Crime prevention initiatives, accurate incident reporting and victim aftercare services were some of the issues on the agenda during an industry-wide online safety summit held last week, as the tourism industry heads into what is expected to be its busiest peak season since 2019.
Chief Operations Officer of SATSA, Hannelie du Toit, shared some of the industry’s plans to ensure tourism safety. These included identifying and mapping crime hotspots, rating the risks for these areas, and developing a plan to create route security.
This plan, including tech solutions like cameras and drones, is almost ready to be rolled out in its pilot phase.
“We know crime moves incredibly fast so it's about continuously monitoring that,” she said.
The Department of Tourism’s planned safety monitors will also align with the hotspots.

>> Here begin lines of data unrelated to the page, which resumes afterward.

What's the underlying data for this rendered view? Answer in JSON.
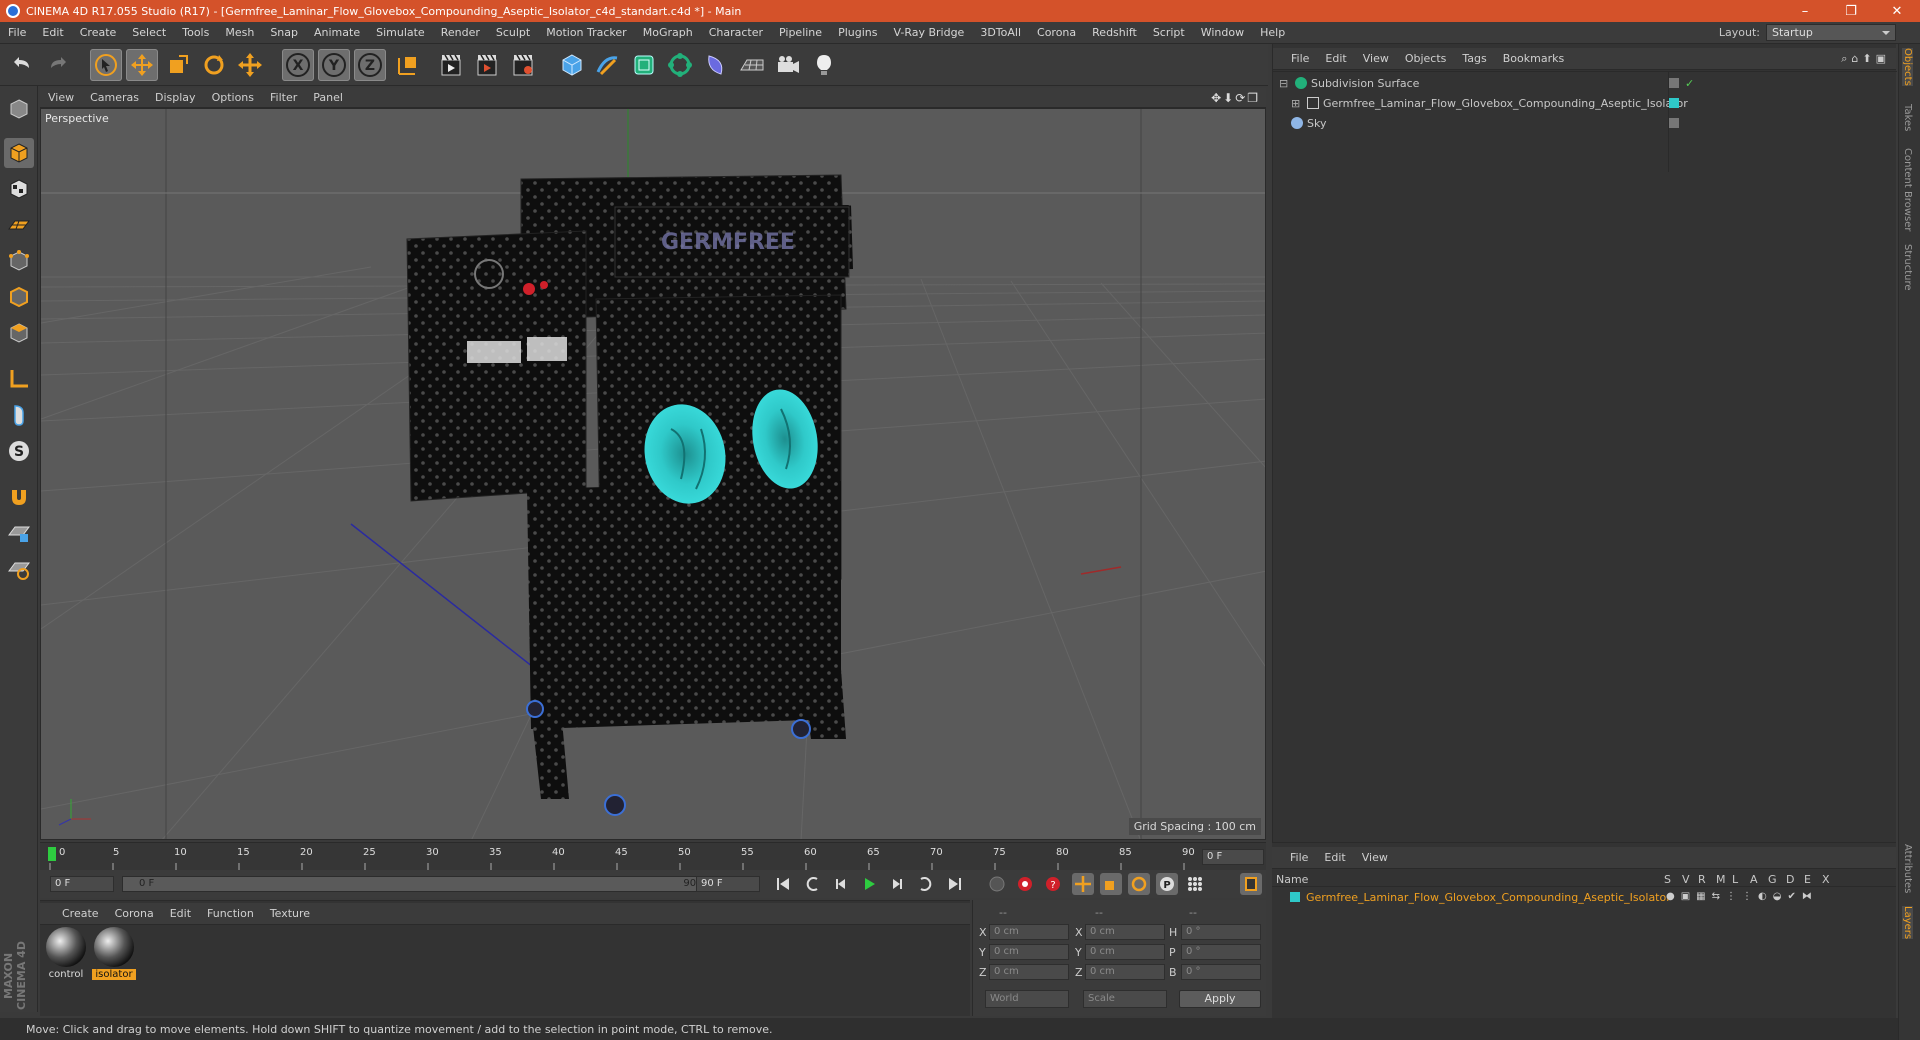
{
  "window": {
    "title": "CINEMA 4D R17.055 Studio (R17) - [Germfree_Laminar_Flow_Glovebox_Compounding_Aseptic_Isolator_c4d_standart.c4d *] - Main",
    "controls": [
      "–",
      "❐",
      "✕"
    ]
  },
  "menubar": {
    "items": [
      "File",
      "Edit",
      "Create",
      "Select",
      "Tools",
      "Mesh",
      "Snap",
      "Animate",
      "Simulate",
      "Render",
      "Sculpt",
      "Motion Tracker",
      "MoGraph",
      "Character",
      "Pipeline",
      "Plugins",
      "V-Ray Bridge",
      "3DToAll",
      "Corona",
      "Redshift",
      "Script",
      "Window",
      "Help"
    ],
    "layout_label": "Layout:",
    "layout_value": "Startup"
  },
  "toolbar": {
    "icons": [
      "undo-icon",
      "redo-icon",
      "select-icon",
      "move-icon",
      "scale-icon",
      "rotate-icon",
      "live-select-icon",
      "x-axis-icon",
      "y-axis-icon",
      "z-axis-icon",
      "world-coords-icon",
      "render-view-icon",
      "render-picture-icon",
      "render-settings-icon",
      "cube-icon",
      "pen-icon",
      "subdivision-icon",
      "array-icon",
      "deformer-icon",
      "floor-icon",
      "camera-icon",
      "light-icon"
    ],
    "axis_labels": [
      "X",
      "Y",
      "Z"
    ]
  },
  "left_tools": {
    "icons": [
      "make-editable-icon",
      "model-mode-icon",
      "texture-mode-icon",
      "workplane-icon",
      "points-mode-icon",
      "edges-mode-icon",
      "polygons-mode-icon",
      "axis-mode-icon",
      "tweak-icon",
      "snap-s-icon",
      "magnet-icon",
      "grid-lock-icon",
      "grid-snap-icon"
    ]
  },
  "viewport": {
    "menu": [
      "View",
      "Cameras",
      "Display",
      "Options",
      "Filter",
      "Panel"
    ],
    "label": "Perspective",
    "grid_spacing": "Grid Spacing : 100 cm",
    "logo_text": "GERMFREE",
    "colors": {
      "accent_glove": "#2fc9c9",
      "background": "#5a5a5a",
      "model": "#111111"
    }
  },
  "object_manager": {
    "menu": [
      "File",
      "Edit",
      "View",
      "Objects",
      "Tags",
      "Bookmarks"
    ],
    "objects": [
      {
        "name": "Subdivision Surface",
        "color": "#c9c9c9"
      },
      {
        "name": "Germfree_Laminar_Flow_Glovebox_Compounding_Aseptic_Isolator",
        "color": "#c9c9c9"
      },
      {
        "name": "Sky",
        "color": "#c9c9c9"
      }
    ]
  },
  "side_tabs": [
    "Objects",
    "Takes",
    "Content Browser",
    "Structure"
  ],
  "side_tabs_lower": [
    "Attributes",
    "Layers"
  ],
  "timeline": {
    "ticks": [
      "0",
      "5",
      "10",
      "15",
      "20",
      "25",
      "30",
      "35",
      "40",
      "45",
      "50",
      "55",
      "60",
      "65",
      "70",
      "75",
      "80",
      "85",
      "90"
    ],
    "current_frame": "0 F"
  },
  "transport": {
    "start_field": "0 F",
    "range_start": "0 F",
    "range_end": "90 F",
    "end_field": "90 F"
  },
  "material_manager": {
    "menu": [
      "Create",
      "Corona",
      "Edit",
      "Function",
      "Texture"
    ],
    "materials": [
      {
        "name": "control",
        "selected": false
      },
      {
        "name": "isolator",
        "selected": true
      }
    ]
  },
  "coordinates": {
    "headers": [
      "--",
      "--",
      "--"
    ],
    "rows": [
      {
        "a": "X",
        "av": "0 cm",
        "b": "X",
        "bv": "0 cm",
        "c": "H",
        "cv": "0 °"
      },
      {
        "a": "Y",
        "av": "0 cm",
        "b": "Y",
        "bv": "0 cm",
        "c": "P",
        "cv": "0 °"
      },
      {
        "a": "Z",
        "av": "0 cm",
        "b": "Z",
        "bv": "0 cm",
        "c": "B",
        "cv": "0 °"
      }
    ],
    "world": "World",
    "scale": "Scale",
    "apply": "Apply"
  },
  "layer_manager": {
    "menu": [
      "File",
      "Edit",
      "View"
    ],
    "header_name": "Name",
    "columns": [
      "S",
      "V",
      "R",
      "M",
      "L",
      "A",
      "G",
      "D",
      "E",
      "X"
    ],
    "item": "Germfree_Laminar_Flow_Glovebox_Compounding_Aseptic_Isolator"
  },
  "status": "Move: Click and drag to move elements. Hold down SHIFT to quantize movement / add to the selection in point mode, CTRL to remove.",
  "maxon_logo": "MAXON CINEMA 4D"
}
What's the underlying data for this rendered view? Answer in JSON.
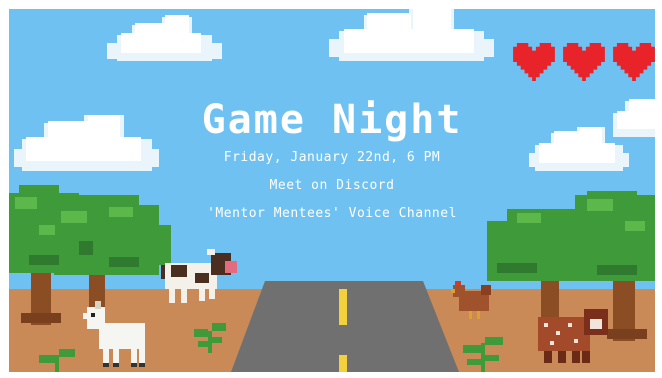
{
  "event": {
    "title": "Game Night",
    "date_time": "Friday, January 22nd, 6 PM",
    "location": "Meet on Discord",
    "channel": "'Mentor Mentees' Voice Channel"
  },
  "hearts": {
    "count": 3,
    "color": "#e8242a"
  },
  "colors": {
    "sky": "#6ec1f0",
    "ground": "#c98a58",
    "road": "#707070",
    "road_line": "#f2d13c",
    "tree_leaves": "#3f9a3a",
    "tree_trunk": "#8a4d24"
  }
}
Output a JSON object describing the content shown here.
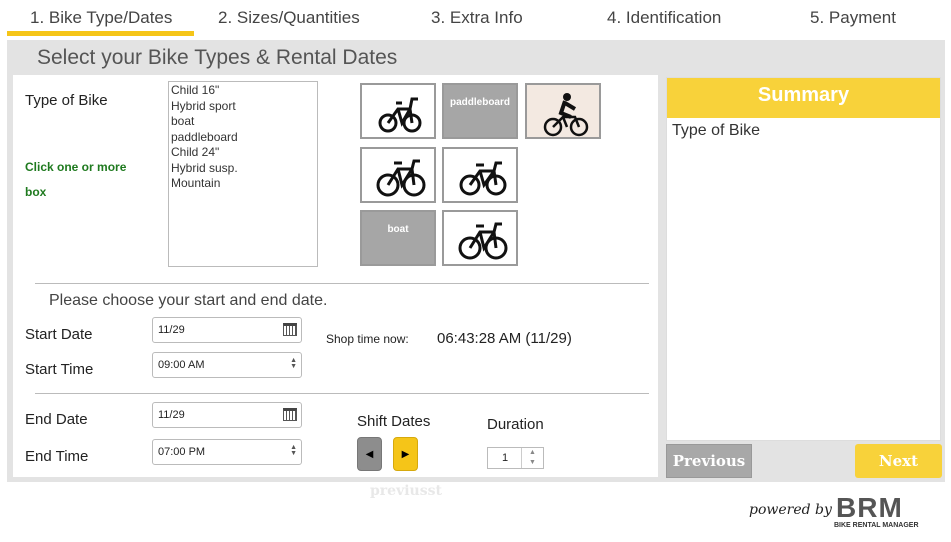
{
  "tabs": [
    {
      "label": "1. Bike Type/Dates",
      "active": true
    },
    {
      "label": "2. Sizes/Quantities"
    },
    {
      "label": "3. Extra Info"
    },
    {
      "label": "4. Identification"
    },
    {
      "label": "5. Payment"
    }
  ],
  "page_title": "Select your Bike Types & Rental Dates",
  "bike_type": {
    "label": "Type of Bike",
    "hint": "Click one or more box",
    "options": [
      "Child 16\"",
      "Hybrid sport",
      "boat",
      "paddleboard",
      "Child 24\"",
      "Hybrid susp.",
      "Mountain"
    ],
    "thumbs": [
      {
        "kind": "bike-icon"
      },
      {
        "kind": "text",
        "text": "paddleboard"
      },
      {
        "kind": "rider-icon"
      },
      {
        "kind": "bike-icon"
      },
      {
        "kind": "bike-icon"
      },
      {
        "kind": "text",
        "text": "boat"
      },
      {
        "kind": "bike-icon"
      }
    ]
  },
  "dates": {
    "prompt": "Please choose your start and end date.",
    "start_date_label": "Start Date",
    "start_date_value": "11/29",
    "start_time_label": "Start Time",
    "start_time_value": "09:00 AM",
    "end_date_label": "End Date",
    "end_date_value": "11/29",
    "end_time_label": "End Time",
    "end_time_value": "07:00 PM",
    "shop_time_label": "Shop time now:",
    "shop_time_value": "06:43:28 AM (11/29)",
    "shift_label": "Shift Dates",
    "shift_prev_glyph": "◀",
    "shift_next_glyph": "▶",
    "duration_label": "Duration",
    "duration_value": "1"
  },
  "summary": {
    "title": "Summary",
    "type_label": "Type of Bike"
  },
  "nav": {
    "previous": "Previous",
    "next": "Next",
    "ghost_text": "previusst"
  },
  "footer": {
    "powered_by": "powered by",
    "logo_letters": "BRM",
    "logo_sub": "BIKE RENTAL MANAGER"
  }
}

Chief Director Visitor Services at the Department, Lizzy Mathopa, said while there were serious delays in the programme's roll-out, Minister of Tourism, Patricia de Lille, had committed to it being up and running by December 15.
She said the monitors would undergo training with SAPS, similar to that offered to police reservists.
“It has not been perfect but trying to make sure it becomes sustainable, and that when tourists see monitors, they know that their safety, to a certain extent, is guaranteed,” she said.
Du Toit, however, said comprehensive statistics relating to incidents involving tourists were missing.
She said work was under way with SAPS to develop a tourism crime code, or preferably, two that would be used to classify crimes against domestic and international travellers, helping to further identify crime hotspots and trends. This data would ensure that projects and initiatives were deployed in the right areas.
‘All have role to play’
Andre du Toit, Chair of SATSA's Safety & Security Committee; TBCSA Safety & Security Committee; and a National Tourism Safety Forum member, said tourism operators all had an important role to play in visitor safety.
“You have a duty of care – if you know where someone is going, make sure they know the safest way to get there,” he said.
He said the SECURA Traveller app, a safety tool developed for tourists that links them to assistance in their time of need, would also assist in developing accurate incident reporting, with data being used to fold back into preventative measures and motivate to deploy additional resources.
A national traveller and victim support system has also been created to supplement what is already in place. Du Toit said Mpumalanga and Cape Town already had excellent services to help people in distress, “but in regions where that support is lacking, we have support”.
The industry is also working towards a traveller support fund to help those who have experienced a safety incident in the country.
A national hotline has also been created for tourists.
“Our goal is to make sure people have one number and solution that caters for all travellers because we know they move between cities,” he said.